Simple Deep Learning Benchmark (VGG16)

This mini-benchmark compares the speed of several deep learning frameworks on the VGG-16 network architecture.

Contributions welcome!

Results

The table contains training times in milliseconds per minibatch on the same VGG16 network in different frameworks. (Less is faster). Minibatch size is 16. The time is for a complete SGD step including parameter updates, not just the forward+backward time.

Framework V100 GTX 1080 Maxwell Titan X K80 K520
MXNet 81.22 N/A 324.63 1247.47 OOM
TensorFlow 88.03 N/A 332.15 1057.28 2290.58
TensorFlow (slim) 176.14 N/A 370.89 1126.70 2488.51
Keras (TensorFlow) 101.82 287.85 359.89 1020.97 OOM
Keras (Theano) N/A 409.95 317.30 1141.79 2445.22
Neon N/A 164.53 207.41 N/A N/A
Caffe N/A 244.44 311.06 787.81 OOM
Torch (1) N/A 232.55 273.54 N/A N/A

N/A - test not ran

OOM - test ran but failed due to running out of memory (on the K520 with only 4GB memory)
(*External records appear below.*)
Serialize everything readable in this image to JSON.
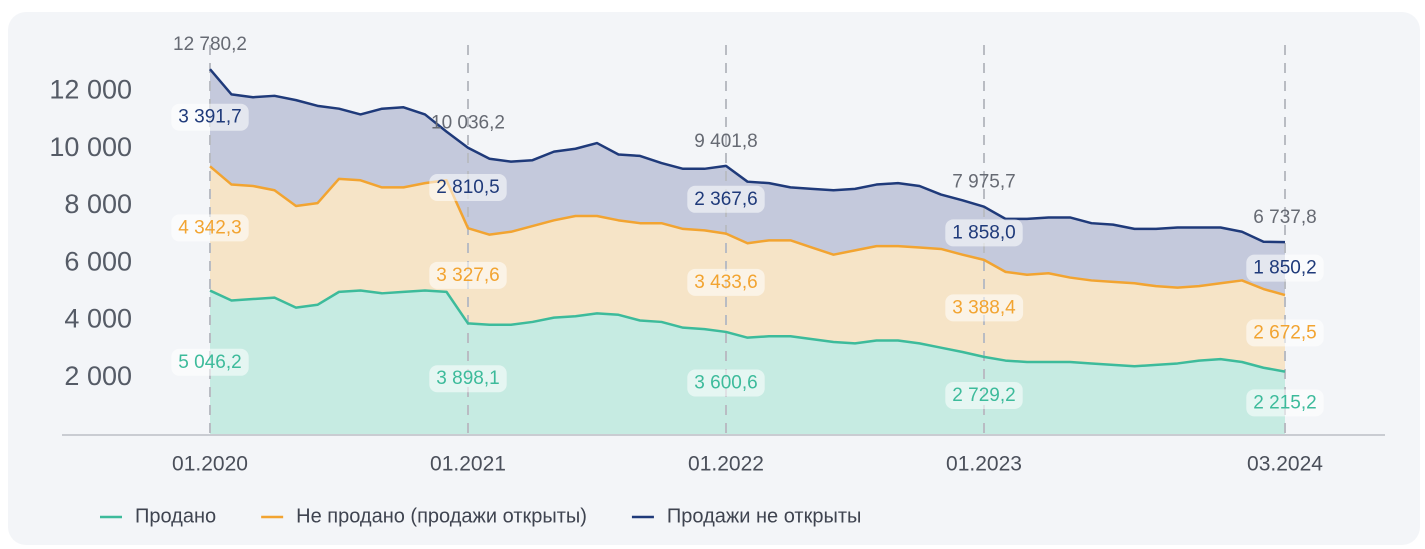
{
  "chart_data": {
    "type": "stacked_area",
    "x": [
      "01.2020",
      "02.2020",
      "03.2020",
      "04.2020",
      "05.2020",
      "06.2020",
      "07.2020",
      "08.2020",
      "09.2020",
      "10.2020",
      "11.2020",
      "12.2020",
      "01.2021",
      "02.2021",
      "03.2021",
      "04.2021",
      "05.2021",
      "06.2021",
      "07.2021",
      "08.2021",
      "09.2021",
      "10.2021",
      "11.2021",
      "12.2021",
      "01.2022",
      "02.2022",
      "03.2022",
      "04.2022",
      "05.2022",
      "06.2022",
      "07.2022",
      "08.2022",
      "09.2022",
      "10.2022",
      "11.2022",
      "12.2022",
      "01.2023",
      "02.2023",
      "03.2023",
      "04.2023",
      "05.2023",
      "06.2023",
      "07.2023",
      "08.2023",
      "09.2023",
      "10.2023",
      "11.2023",
      "12.2023",
      "01.2024",
      "02.2024",
      "03.2024"
    ],
    "xticks": [
      "01.2020",
      "01.2021",
      "01.2022",
      "01.2023",
      "03.2024"
    ],
    "ylim": [
      0,
      13800
    ],
    "yticks": [
      {
        "value": 2000,
        "label": "2 000"
      },
      {
        "value": 4000,
        "label": "4 000"
      },
      {
        "value": 6000,
        "label": "6 000"
      },
      {
        "value": 8000,
        "label": "8 000"
      },
      {
        "value": 10000,
        "label": "10 000"
      },
      {
        "value": 12000,
        "label": "12 000"
      }
    ],
    "series": [
      {
        "name": "Продано",
        "color": "#3dbb9b",
        "fill": "#c6ebe2",
        "values": [
          5046.2,
          4700,
          4750,
          4800,
          4450,
          4550,
          5000,
          5050,
          4950,
          5000,
          5050,
          5000,
          3898.1,
          3850,
          3850,
          3950,
          4100,
          4150,
          4250,
          4200,
          4000,
          3950,
          3750,
          3700,
          3600.6,
          3400,
          3450,
          3450,
          3350,
          3250,
          3200,
          3300,
          3300,
          3200,
          3050,
          2900,
          2729.2,
          2600,
          2550,
          2550,
          2550,
          2500,
          2450,
          2400,
          2450,
          2500,
          2600,
          2650,
          2550,
          2350,
          2215.2
        ],
        "value_labels": [
          "5 046,2",
          null,
          null,
          null,
          null,
          null,
          null,
          null,
          null,
          null,
          null,
          null,
          "3 898,1",
          null,
          null,
          null,
          null,
          null,
          null,
          null,
          null,
          null,
          null,
          null,
          "3 600,6",
          null,
          null,
          null,
          null,
          null,
          null,
          null,
          null,
          null,
          null,
          null,
          "2 729,2",
          null,
          null,
          null,
          null,
          null,
          null,
          null,
          null,
          null,
          null,
          null,
          null,
          null,
          "2 215,2"
        ]
      },
      {
        "name": "Не продано (продажи открыты)",
        "color": "#f2a431",
        "fill": "#f6e4c7",
        "values": [
          4342.3,
          4050,
          3950,
          3750,
          3550,
          3550,
          3950,
          3850,
          3700,
          3650,
          3750,
          3900,
          3327.6,
          3150,
          3250,
          3350,
          3400,
          3500,
          3400,
          3300,
          3400,
          3450,
          3450,
          3450,
          3433.6,
          3300,
          3350,
          3350,
          3200,
          3050,
          3250,
          3300,
          3300,
          3350,
          3450,
          3400,
          3388.4,
          3100,
          3050,
          3100,
          2950,
          2900,
          2900,
          2900,
          2750,
          2650,
          2600,
          2650,
          2850,
          2750,
          2672.5
        ],
        "value_labels": [
          "4 342,3",
          null,
          null,
          null,
          null,
          null,
          null,
          null,
          null,
          null,
          null,
          null,
          "3 327,6",
          null,
          null,
          null,
          null,
          null,
          null,
          null,
          null,
          null,
          null,
          null,
          "3 433,6",
          null,
          null,
          null,
          null,
          null,
          null,
          null,
          null,
          null,
          null,
          null,
          "3 388,4",
          null,
          null,
          null,
          null,
          null,
          null,
          null,
          null,
          null,
          null,
          null,
          null,
          null,
          "2 672,5"
        ]
      },
      {
        "name": "Продажи не открыты",
        "color": "#1f3a7a",
        "fill": "#c4c9dc",
        "values": [
          3391.7,
          3150,
          3100,
          3300,
          3700,
          3400,
          2450,
          2300,
          2750,
          2800,
          2400,
          1700,
          2810.5,
          2650,
          2450,
          2300,
          2400,
          2350,
          2550,
          2300,
          2350,
          2100,
          2100,
          2150,
          2367.6,
          2150,
          2000,
          1850,
          2050,
          2250,
          2150,
          2150,
          2200,
          2150,
          1900,
          1900,
          1858.0,
          1850,
          1950,
          1950,
          2100,
          2000,
          2000,
          1900,
          2000,
          2100,
          2050,
          1950,
          1700,
          1650,
          1850.2
        ],
        "value_labels": [
          "3 391,7",
          null,
          null,
          null,
          null,
          null,
          null,
          null,
          null,
          null,
          null,
          null,
          "2 810,5",
          null,
          null,
          null,
          null,
          null,
          null,
          null,
          null,
          null,
          null,
          null,
          "2 367,6",
          null,
          null,
          null,
          null,
          null,
          null,
          null,
          null,
          null,
          null,
          null,
          "1 858,0",
          null,
          null,
          null,
          null,
          null,
          null,
          null,
          null,
          null,
          null,
          null,
          null,
          null,
          "1 850,2"
        ]
      }
    ],
    "totals": [
      12780.2,
      10036.2,
      9401.8,
      7975.7,
      6737.8
    ],
    "total_labels": [
      "12 780,2",
      "10 036,2",
      "9 401,8",
      "7 975,7",
      "6 737,8"
    ],
    "total_color": "#666a73"
  }
}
(1) The Torch benchmark is from https://github.com/jcjohnson/cnn-benchmarks (it is not included in this repo).

Running

bash run.sh

Note: this will back up and then restore your ~/.keras/keras.json

Caffe should be built inside caffe/ in the current directory (or a symlink).

Neon should be built anywhere and (just for the Neon test) the built Neon virtualenv should be activated.